Updated: Oct 17, 2018
I’m in transition. I’ve taken the giant leap off the corporate rat run into the entrepreneurial dream world of no boss, no fixed schedule and only my own vision to guide me. And while I’ve taken the leap, I feel like I’m in free-fall. When I will find a solid place to land?
Do you remember in chemistry class (or the cool new cocktail bar down the street), pouring one chemical into another, how exciting it was to watch the intense transition happening inside the beaker? Well I’m pretty sure, that’s the same intensity I’m feeling right now inside my body. And while it was fun to watch the chaos going on inside the beaker, I can assure you inside my body it’s scary, disorienting and pretty damn uncomfortable.

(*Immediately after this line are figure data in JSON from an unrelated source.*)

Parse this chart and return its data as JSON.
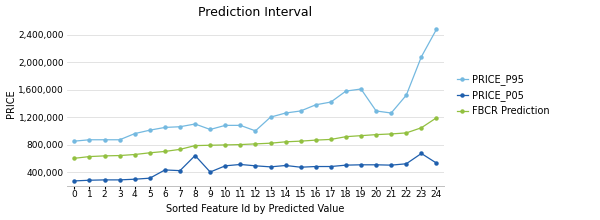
{
  "title": "Prediction Interval",
  "xlabel": "Sorted Feature Id by Predicted Value",
  "ylabel": "PRICE",
  "x": [
    0,
    1,
    2,
    3,
    4,
    5,
    6,
    7,
    8,
    9,
    10,
    11,
    12,
    13,
    14,
    15,
    16,
    17,
    18,
    19,
    20,
    21,
    22,
    23,
    24
  ],
  "p95": [
    850000,
    870000,
    870000,
    870000,
    960000,
    1010000,
    1050000,
    1060000,
    1100000,
    1020000,
    1080000,
    1080000,
    1000000,
    1200000,
    1260000,
    1290000,
    1380000,
    1420000,
    1580000,
    1610000,
    1290000,
    1260000,
    1520000,
    2080000,
    2480000
  ],
  "p05": [
    270000,
    280000,
    285000,
    285000,
    295000,
    310000,
    430000,
    420000,
    640000,
    400000,
    490000,
    510000,
    490000,
    475000,
    495000,
    470000,
    480000,
    480000,
    500000,
    505000,
    505000,
    500000,
    520000,
    670000,
    530000
  ],
  "fbcr": [
    600000,
    625000,
    635000,
    640000,
    655000,
    680000,
    700000,
    730000,
    785000,
    790000,
    795000,
    800000,
    810000,
    820000,
    840000,
    850000,
    865000,
    875000,
    915000,
    930000,
    945000,
    955000,
    970000,
    1045000,
    1190000
  ],
  "p95_color": "#74B9E0",
  "p05_color": "#1F5FAD",
  "fbcr_color": "#92C040",
  "background_color": "#FFFFFF",
  "grid_color": "#D8D8D8",
  "ylim": [
    200000,
    2600000
  ],
  "yticks": [
    400000,
    800000,
    1200000,
    1600000,
    2000000,
    2400000
  ],
  "title_fontsize": 9,
  "axis_fontsize": 7,
  "tick_fontsize": 6.5,
  "legend_fontsize": 7
}
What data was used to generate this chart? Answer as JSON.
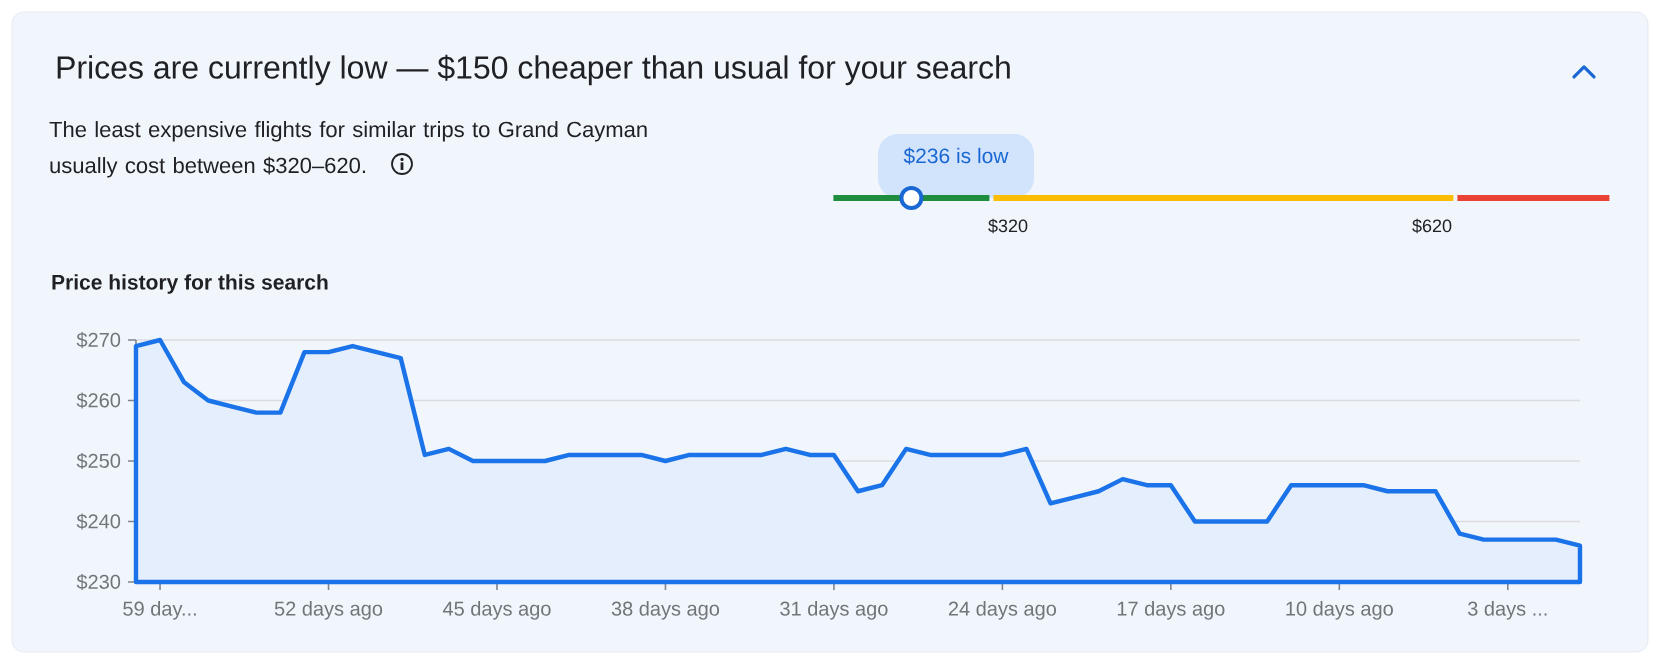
{
  "chart_data": {
    "type": "area",
    "title": "Prices are currently low — $150 cheaper than usual for your search",
    "subtitle": "The least expensive flights for similar trips to Grand Cayman usually cost between $320–620.",
    "annotations": [
      "$236 is low",
      "$320",
      "$620",
      "Price history for this search"
    ],
    "x": [
      60,
      59,
      58,
      57,
      56,
      55,
      54,
      53,
      52,
      51,
      50,
      49,
      48,
      47,
      46,
      45,
      44,
      43,
      42,
      41,
      40,
      39,
      38,
      37,
      36,
      35,
      34,
      33,
      32,
      31,
      30,
      29,
      28,
      27,
      26,
      25,
      24,
      23,
      22,
      21,
      20,
      19,
      18,
      17,
      16,
      15,
      14,
      13,
      12,
      11,
      10,
      9,
      8,
      7,
      6,
      5,
      4,
      3,
      2,
      1,
      0
    ],
    "values": [
      269,
      270,
      263,
      260,
      259,
      258,
      258,
      268,
      268,
      269,
      268,
      267,
      251,
      252,
      250,
      250,
      250,
      250,
      251,
      251,
      251,
      251,
      250,
      251,
      251,
      251,
      251,
      252,
      251,
      251,
      245,
      246,
      252,
      251,
      251,
      251,
      251,
      252,
      243,
      244,
      245,
      247,
      246,
      246,
      240,
      240,
      240,
      240,
      246,
      246,
      246,
      246,
      245,
      245,
      245,
      238,
      237,
      237,
      237,
      237,
      236
    ],
    "color": "#1a73e8",
    "xlim": [
      60,
      0
    ],
    "xticks": [
      {
        "value": 59,
        "label": "59 day..."
      },
      {
        "value": 52,
        "label": "52 days ago"
      },
      {
        "value": 45,
        "label": "45 days ago"
      },
      {
        "value": 38,
        "label": "38 days ago"
      },
      {
        "value": 31,
        "label": "31 days ago"
      },
      {
        "value": 24,
        "label": "24 days ago"
      },
      {
        "value": 17,
        "label": "17 days ago"
      },
      {
        "value": 10,
        "label": "10 days ago"
      },
      {
        "value": 3,
        "label": "3 days ..."
      }
    ],
    "ylim": [
      230,
      270
    ],
    "yticks": [
      {
        "value": 230,
        "label": "$230"
      },
      {
        "value": 240,
        "label": "$240"
      },
      {
        "value": 250,
        "label": "$250"
      },
      {
        "value": 260,
        "label": "$260"
      },
      {
        "value": 270,
        "label": "$270"
      }
    ],
    "grid": "y",
    "marker": "none"
  }
}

By starting my own business, I have said yes to something that scares me. It's terrifying to take the risk of offering your skills to the world, wondering if they'll be valued. I have stepped into the unknown and have removed much of the routine and 'normal' that made up my life. No fixed income, no set things to do each day, no normal start and finish time, no 'normal' full stop.
While my old job felt like a cage this time last year, I find I’m craving those old familiar routines that dictated my days and helped define me. Does that mean I made the wrong decision?
I feel embarrassed even asking this question when I’ve spoken of this desire for a new way of life for well over three years. I tell myself, this could just be a bad day, or a bad moment, not a bad decision. Is my brain just trying to get me back to a place of perceived 'safety'? We can be so quick to put ourselves in situations where everything feels only normal and right, for the sake of our pride or just because it feels better. Anything to avoid feeling those chaotic and uncomfortable feelings.
So, while I feel these feelings and ask these questions, I’m spending a lot of my time doing what all those wise gurus tell you to do – sit and be with the discomfort. Don’t run from it. Don’t binge eat, drink, sleep, whatever. Accept it. Befriend it. Learn from it. I’m doing a lot of meditation, yoga and writing. I’m going for long walks, cooking and reading. I’m learning more about how to market and grow my business. I’m reaching out to friends and friends-of-friends for help and advice (thank you all!). And I’m waiting for the day I feel normal again.
I imagine a year from now I’ll be able to look back and tell you all that I learnt and all the ways I’ve grown from this, but at the moment I can’t see all that. I’m just in it. Feeling uncomfortable and wishing I could fast forward to the point when all of this feels like my new normal.